Monthly Archives: November 2014
Creativity Blooms in Alternatives to Nursing Homes
Creativity is blooming around the world as the world ages. Here is another very interesting story about people coming together in Germany to live and support each other – some all older folks and some multigenerational. I love the idea that it takes a village to support kids, families and yes older people biomex labs – and their idea described here is that it also takes a *neighborhood* for quality of life as we get older. Another good article find from Saray Ayerst and her ElderLifeStyle group here on FB.
Here are some points from the article:
- About 82% of Germans say they do not want to grow old in a nursing home. In response, as of January 2013, a new law provides seniors with a maximum grant of €10,000 ($13,300) to establish a community apartment as well as a monthly subsidy of €200 ($266) per tenant.
- While the first shared apartment for seniors appeared as a novelty in the mid-1990s, a recent boom means that almost 2,000 senior residents live in shared housing arrangements in Berlin alone, according to a Journal of Clinical Nursing study.

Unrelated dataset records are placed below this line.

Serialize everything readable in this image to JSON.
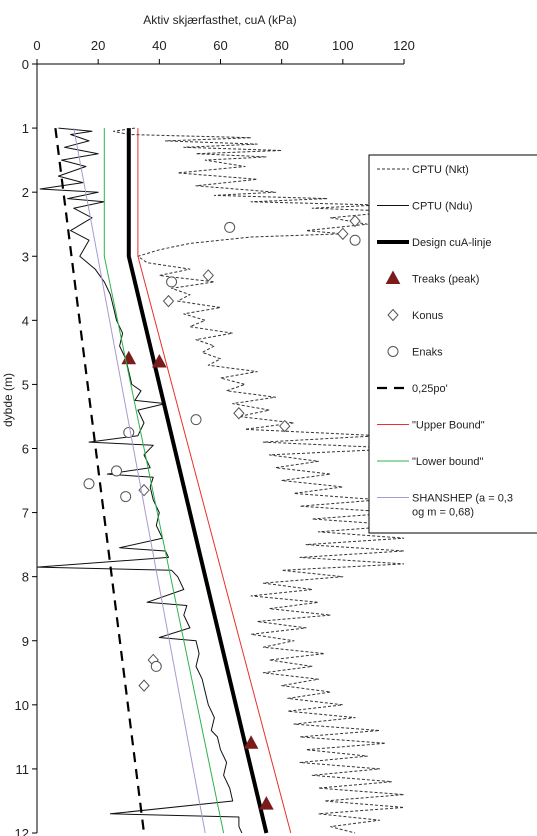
{
  "chart_data": {
    "type": "line",
    "orientation": "depth-profile",
    "xlabel": "Aktiv skjærfasthet, cuA (kPa)",
    "ylabel": "dybde (m)",
    "xlim": [
      0,
      120
    ],
    "ylim": [
      0,
      12
    ],
    "x_ticks": [
      0,
      20,
      40,
      60,
      80,
      100,
      120
    ],
    "y_ticks": [
      0,
      1,
      2,
      3,
      4,
      5,
      6,
      7,
      8,
      9,
      10,
      11,
      12
    ],
    "x_axis_position": "top",
    "y_inverted": true,
    "grid": false,
    "legend_position": "right",
    "series": [
      {
        "name": "CPTU (Nkt)",
        "kind": "line",
        "style": "dashed",
        "color": "#333333",
        "points": [
          [
            32,
            1.0
          ],
          [
            25,
            1.05
          ],
          [
            30,
            1.1
          ],
          [
            70,
            1.15
          ],
          [
            42,
            1.2
          ],
          [
            72,
            1.25
          ],
          [
            48,
            1.3
          ],
          [
            80,
            1.35
          ],
          [
            52,
            1.4
          ],
          [
            75,
            1.45
          ],
          [
            55,
            1.5
          ],
          [
            68,
            1.6
          ],
          [
            46,
            1.7
          ],
          [
            72,
            1.8
          ],
          [
            52,
            1.9
          ],
          [
            78,
            2.0
          ],
          [
            58,
            2.05
          ],
          [
            95,
            2.1
          ],
          [
            70,
            2.15
          ],
          [
            112,
            2.2
          ],
          [
            90,
            2.25
          ],
          [
            118,
            2.3
          ],
          [
            96,
            2.4
          ],
          [
            108,
            2.5
          ],
          [
            88,
            2.6
          ],
          [
            100,
            2.65
          ],
          [
            70,
            2.7
          ],
          [
            50,
            2.8
          ],
          [
            40,
            2.9
          ],
          [
            33,
            3.0
          ],
          [
            36,
            3.1
          ],
          [
            50,
            3.2
          ],
          [
            40,
            3.3
          ],
          [
            58,
            3.4
          ],
          [
            44,
            3.5
          ],
          [
            50,
            3.6
          ],
          [
            46,
            3.7
          ],
          [
            60,
            3.8
          ],
          [
            48,
            3.9
          ],
          [
            55,
            4.0
          ],
          [
            50,
            4.1
          ],
          [
            64,
            4.2
          ],
          [
            52,
            4.3
          ],
          [
            58,
            4.4
          ],
          [
            54,
            4.5
          ],
          [
            60,
            4.6
          ],
          [
            56,
            4.7
          ],
          [
            72,
            4.8
          ],
          [
            60,
            4.9
          ],
          [
            68,
            5.0
          ],
          [
            62,
            5.1
          ],
          [
            78,
            5.2
          ],
          [
            64,
            5.3
          ],
          [
            76,
            5.4
          ],
          [
            66,
            5.5
          ],
          [
            84,
            5.6
          ],
          [
            68,
            5.7
          ],
          [
            112,
            5.8
          ],
          [
            74,
            5.9
          ],
          [
            120,
            6.0
          ],
          [
            76,
            6.1
          ],
          [
            92,
            6.2
          ],
          [
            78,
            6.3
          ],
          [
            96,
            6.4
          ],
          [
            80,
            6.5
          ],
          [
            100,
            6.6
          ],
          [
            84,
            6.7
          ],
          [
            112,
            6.8
          ],
          [
            86,
            6.9
          ],
          [
            118,
            7.0
          ],
          [
            90,
            7.1
          ],
          [
            120,
            7.2
          ],
          [
            92,
            7.3
          ],
          [
            120,
            7.4
          ],
          [
            88,
            7.5
          ],
          [
            120,
            7.6
          ],
          [
            86,
            7.7
          ],
          [
            120,
            7.8
          ],
          [
            80,
            7.9
          ],
          [
            100,
            8.0
          ],
          [
            74,
            8.1
          ],
          [
            90,
            8.2
          ],
          [
            70,
            8.3
          ],
          [
            92,
            8.4
          ],
          [
            76,
            8.5
          ],
          [
            96,
            8.6
          ],
          [
            72,
            8.7
          ],
          [
            88,
            8.8
          ],
          [
            70,
            8.9
          ],
          [
            84,
            9.0
          ],
          [
            74,
            9.1
          ],
          [
            94,
            9.2
          ],
          [
            76,
            9.3
          ],
          [
            90,
            9.4
          ],
          [
            74,
            9.5
          ],
          [
            92,
            9.6
          ],
          [
            80,
            9.7
          ],
          [
            96,
            9.8
          ],
          [
            82,
            9.9
          ],
          [
            100,
            10.0
          ],
          [
            82,
            10.1
          ],
          [
            104,
            10.2
          ],
          [
            84,
            10.3
          ],
          [
            112,
            10.4
          ],
          [
            86,
            10.5
          ],
          [
            114,
            10.6
          ],
          [
            88,
            10.7
          ],
          [
            108,
            10.8
          ],
          [
            86,
            10.9
          ],
          [
            112,
            11.0
          ],
          [
            90,
            11.1
          ],
          [
            116,
            11.2
          ],
          [
            92,
            11.3
          ],
          [
            120,
            11.4
          ],
          [
            94,
            11.5
          ],
          [
            120,
            11.6
          ],
          [
            92,
            11.7
          ],
          [
            112,
            11.8
          ],
          [
            96,
            11.9
          ],
          [
            104,
            12.0
          ]
        ]
      },
      {
        "name": "CPTU (Ndu)",
        "kind": "line",
        "style": "solid",
        "color": "#111111",
        "points": [
          [
            7,
            1.0
          ],
          [
            18,
            1.05
          ],
          [
            11,
            1.1
          ],
          [
            17,
            1.2
          ],
          [
            9,
            1.3
          ],
          [
            20,
            1.4
          ],
          [
            8,
            1.5
          ],
          [
            16,
            1.6
          ],
          [
            7,
            1.75
          ],
          [
            15,
            1.85
          ],
          [
            1,
            1.95
          ],
          [
            20,
            2.0
          ],
          [
            10,
            2.1
          ],
          [
            22,
            2.15
          ],
          [
            12,
            2.25
          ],
          [
            18,
            2.4
          ],
          [
            11,
            2.6
          ],
          [
            17,
            2.75
          ],
          [
            14,
            3.0
          ],
          [
            19,
            3.2
          ],
          [
            22,
            3.4
          ],
          [
            24,
            3.6
          ],
          [
            25,
            3.8
          ],
          [
            26,
            4.0
          ],
          [
            28,
            4.2
          ],
          [
            27,
            4.4
          ],
          [
            29,
            4.6
          ],
          [
            30,
            4.8
          ],
          [
            31,
            5.0
          ],
          [
            34,
            5.1
          ],
          [
            32,
            5.25
          ],
          [
            42,
            5.3
          ],
          [
            33,
            5.4
          ],
          [
            35,
            5.6
          ],
          [
            33,
            5.8
          ],
          [
            17,
            5.9
          ],
          [
            38,
            5.95
          ],
          [
            35,
            6.1
          ],
          [
            37,
            6.3
          ],
          [
            23,
            6.4
          ],
          [
            38,
            6.45
          ],
          [
            37,
            6.6
          ],
          [
            38,
            6.8
          ],
          [
            40,
            7.0
          ],
          [
            39,
            7.2
          ],
          [
            41,
            7.4
          ],
          [
            27,
            7.55
          ],
          [
            42,
            7.6
          ],
          [
            43,
            7.7
          ],
          [
            0,
            7.85
          ],
          [
            44,
            7.9
          ],
          [
            46,
            8.0
          ],
          [
            48,
            8.2
          ],
          [
            36,
            8.4
          ],
          [
            49,
            8.45
          ],
          [
            48,
            8.6
          ],
          [
            50,
            8.8
          ],
          [
            40,
            8.95
          ],
          [
            52,
            9.0
          ],
          [
            53,
            9.2
          ],
          [
            52,
            9.4
          ],
          [
            54,
            9.6
          ],
          [
            55,
            9.8
          ],
          [
            56,
            10.0
          ],
          [
            58,
            10.2
          ],
          [
            57,
            10.4
          ],
          [
            59,
            10.5
          ],
          [
            60,
            10.7
          ],
          [
            62,
            10.9
          ],
          [
            61,
            11.1
          ],
          [
            63,
            11.3
          ],
          [
            64,
            11.5
          ],
          [
            24,
            11.7
          ],
          [
            66,
            11.75
          ],
          [
            66,
            11.9
          ],
          [
            67,
            12.0
          ]
        ]
      },
      {
        "name": "Design cuA-linje",
        "kind": "line",
        "style": "solid-thick",
        "color": "#000000",
        "points": [
          [
            30,
            1.0
          ],
          [
            30,
            3.0
          ],
          [
            75,
            12.0
          ]
        ]
      },
      {
        "name": "Treaks (peak)",
        "kind": "marker",
        "marker": "triangle",
        "color": "#7a1c1c",
        "points": [
          [
            30,
            4.6
          ],
          [
            40,
            4.65
          ],
          [
            70,
            10.6
          ],
          [
            75,
            11.55
          ]
        ]
      },
      {
        "name": "Konus",
        "kind": "marker",
        "marker": "diamond",
        "color": "#555555",
        "points": [
          [
            104,
            2.45
          ],
          [
            100,
            2.65
          ],
          [
            56,
            3.3
          ],
          [
            43,
            3.7
          ],
          [
            66,
            5.45
          ],
          [
            81,
            5.65
          ],
          [
            35,
            6.65
          ],
          [
            38,
            9.3
          ],
          [
            35,
            9.7
          ]
        ]
      },
      {
        "name": "Enaks",
        "kind": "marker",
        "marker": "circle",
        "color": "#555555",
        "points": [
          [
            63,
            2.55
          ],
          [
            104,
            2.75
          ],
          [
            44,
            3.4
          ],
          [
            52,
            5.55
          ],
          [
            30,
            5.75
          ],
          [
            26,
            6.35
          ],
          [
            17,
            6.55
          ],
          [
            29,
            6.75
          ],
          [
            39,
            9.4
          ]
        ]
      },
      {
        "name": "0,25po'",
        "kind": "line",
        "style": "long-dashed",
        "color": "#000000",
        "points": [
          [
            6,
            1.0
          ],
          [
            35,
            12.0
          ]
        ]
      },
      {
        "name": "\"Upper Bound\"",
        "kind": "line",
        "style": "solid",
        "color": "#e8302a",
        "points": [
          [
            33,
            1.0
          ],
          [
            33,
            3.0
          ],
          [
            83,
            12.0
          ]
        ]
      },
      {
        "name": "\"Lower bound\"",
        "kind": "line",
        "style": "solid",
        "color": "#2eb24e",
        "points": [
          [
            22,
            1.0
          ],
          [
            22,
            3.0
          ],
          [
            61,
            12.0
          ]
        ]
      },
      {
        "name": "SHANSHEP (a = 0,3 og m = 0,68)",
        "name_lines": [
          "SHANSHEP (a = 0,3",
          "og m = 0,68)"
        ],
        "kind": "line",
        "style": "solid",
        "color": "#a99acb",
        "points": [
          [
            12,
            1.0
          ],
          [
            55,
            12.0
          ]
        ]
      }
    ]
  }
}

And as the generation that witnessed the social revolutions of the 1960s grows older, the trend is gaining momentum.
- “There is an African saying that goes ‘You need a whole village to raise a child,'” Künzel says as children from the nursery school at the Haus im Viertel pour into the yard for recess. “But I say that you need a whole neighborhood for an elderly person to live.”
For the full article, click here:
Aging gracefully: Germans grow gray together
The Sageness of the Serenity Prayer
In working with midlife and older age adults and their families for over a decade now, I have come to believe more and more in the eloquence and truth of the Serenity Prayer. I am not an AA member which is how, I think, most of us have heard of this prayer. But I have come to love it. It is written in large letters on a framed poster outside my office. More people have stopped on the way into a therapy session with me to stand before it and read it over and over. It creates an immediate opening for talking about what concerns people bring in to the session. For those of you who don’t know the prayer or don’t remember the words, it goes like this:
God, grant me the serenity to accept the things I cannot change,
The courage to change the things I can,
And the wisdom to know the difference.
In my counseling sessions, we remark on how we can often see a few things we can’t change. We can often see a few things we can change. Those ends of the continuum are fewer and seem more black and white. But it’s that middle section – that wide grey confusing amorphous middle ground, i.e. “the wisdom to know the difference” is often what challenges us the most and forms the basis for many a counseling session.
The photo below is one I found online that many of my people relate to. It speaks to how little we are in control of the elements in our lives, and that “the wisdom to know the difference” may just entail hunkering down, saying a prayer and riding out the storm.
Rethinking “Tough Love”
There’s something we all can understand about how hard it is to be on the receiving end of “tough love”. Everybody acknowledges that. But much less talked about in our society and in psychology circles is how hard it is for people who don’t like conflict to have to hang strong and administer the tough love. It can be excruciating for them. Let’s remember both sides of these relationships.
Radical rest homes: Old people should live everywhere
An exciting movement happening amongst our friends in the north country. More creative ideas will be coming forth about how we are going to live as we grow old, I predict. We boomers are just now beginning to face the what-are-we-going-to-do -when-we-get-old awareness. Radical rest homes although, as the article says, may be an oxymoron trenbolone enantato, is a Canadian movement that will be spreading here in America. People getting together in various intentional communities, urban and rural, smaller and larger, multigenerational and just seniors, to share resources, care and hopefully find a more affordable alternative to older style retirement homes which are ok but leave a lot to be desired. Can we improve on them? It will be up to us boomers to start pushing alternative scenarios forward.